Mahinder Singh Bedi reciting a eulogy for Josh at the Bayaad-i-Josh mushaira. Josh’s portrait is in the background

Josh Malihabadi had immigrated to Pakistan several years after Partition and was never at ease in his new country. He had been a part of India’s intellectual elite, and a darling of the Congress leadership. So iconic was Josh in India that Vijay, the protagonist from Guru Dutt’s cult classic Pyaasa, wants to be a revolutionary poet just like Josh. Vijay snubs the more populist genre of romantic poetry, for which he suffers great hardship.

Despite his position in India, Josh gave in to the entreaties of A.T. Naqvi, commissioner of Karachi, who had told him, “Josh Sahib, you can’t cross a river with your feet anchored in two boats.” Against the advice of Indian PM Jawaharlal Nehru, who gave him the option to move back and forth between the two countries, Josh left India thinking that Urdu would be ignored there because of the “narrow-minded nationalism of Hindus.” In 1955, he crossed the border and, soon after, became a fierce critic of the military dictatorship of Ayub Khan. For this he faced endless problems, becoming the target of right-wingers while his property was confiscated by the regime. His poetry too did not get the requisite recognition from the state.

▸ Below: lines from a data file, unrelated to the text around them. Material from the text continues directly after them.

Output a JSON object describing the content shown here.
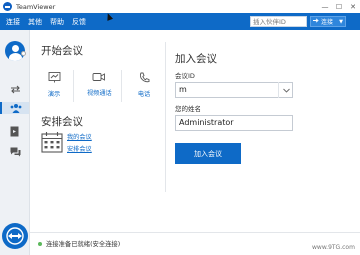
{
  "window": {
    "title": "TeamViewer",
    "controls": {
      "minimize": "—",
      "maximize": "☐",
      "close": "✕"
    }
  },
  "menu": {
    "items": [
      "连接",
      "其他",
      "帮助",
      "反馈"
    ]
  },
  "toolbar": {
    "partner_id_placeholder": "插入伙伴ID",
    "connect_label": "连接",
    "connect_chevron": "▼"
  },
  "sidebar": {
    "icons": [
      "remote-control-icon",
      "meeting-icon",
      "computers-contacts-icon",
      "chat-icon"
    ],
    "active": "meeting-icon"
  },
  "start_meeting": {
    "title": "开始会议",
    "tiles": [
      {
        "label": "演示",
        "icon": "presentation-icon"
      },
      {
        "label": "视频通话",
        "icon": "video-call-icon"
      },
      {
        "label": "电话",
        "icon": "phone-icon"
      }
    ]
  },
  "schedule_meeting": {
    "title": "安排会议",
    "links": [
      "我的会议",
      "安排会议"
    ]
  },
  "join_meeting": {
    "title": "加入会议",
    "meeting_id_label": "会议ID",
    "meeting_id_value": "m",
    "name_label": "您的姓名",
    "name_value": "Administrator",
    "join_button": "加入会议"
  },
  "status": {
    "text": "连接准备已就绪(安全连接)",
    "color": "#5cb85c"
  },
  "watermark": "www.9TG.com",
  "colors": {
    "accent": "#0e6ac7",
    "menubar": "#0e6ac7",
    "sidebar": "#eef1f5"
  }
}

On the other side of the political divide were pro-establishment writers and poets, chief among them Hafeez Jalandhari, the poet laureate, who had also penned Pakistan’s national anthem. Their ideological divide was stark. Josh hated the British and sported the Führer’s moustache to remind them of their bête noire. In his poem East India Company Ke Farzandon Se Khitab [Address to the Heirs of the East India Company], Josh had lambasted British hypocrisy and recounted their crimes, from the battle of Plassey in 1757 to hanging the revolutionary Bhagat Singh in 1931. Invoking the powerful imagery of Karbala, he had addressed their apologists:

Mujrimon ke waastay zeba nahin ye shor-o-shain
Kal Yazeed-o-Shimr thhey aur aaj bantay ho Hussain!

[This hue and cry does not suit the defence of criminals/ You who were Yazeed and Shimr yesterday pretend today to be Hussain!]

Like anti-British revolutionary Subhas Chandra Bose, who was even willing to ally himself with fascists to gain independence for India, Josh considered the British to be the ultimate enemy and published this poem in 1939 as the British were exploiting India in preparation for World War II.

Meanwhile, Hafeez Jalandhari was using his pen to support the British war effort. During World War II, as the head of the Bureau of Public Information and Song Publicity Organisation at All India Radio, Jalandhari played an important role for British propaganda. According to several accounts, he wrote poems such as Boot to recruit Indian cannon fodder that would eventually die in North Africa and East Asia for their colonial masters:

Idhar pehno ho tooti jooti, udhar pehno ge boot
Bharti ho jao!

[Here you wear a broken slipper, there you will get a fancy boot/ Go join the army!]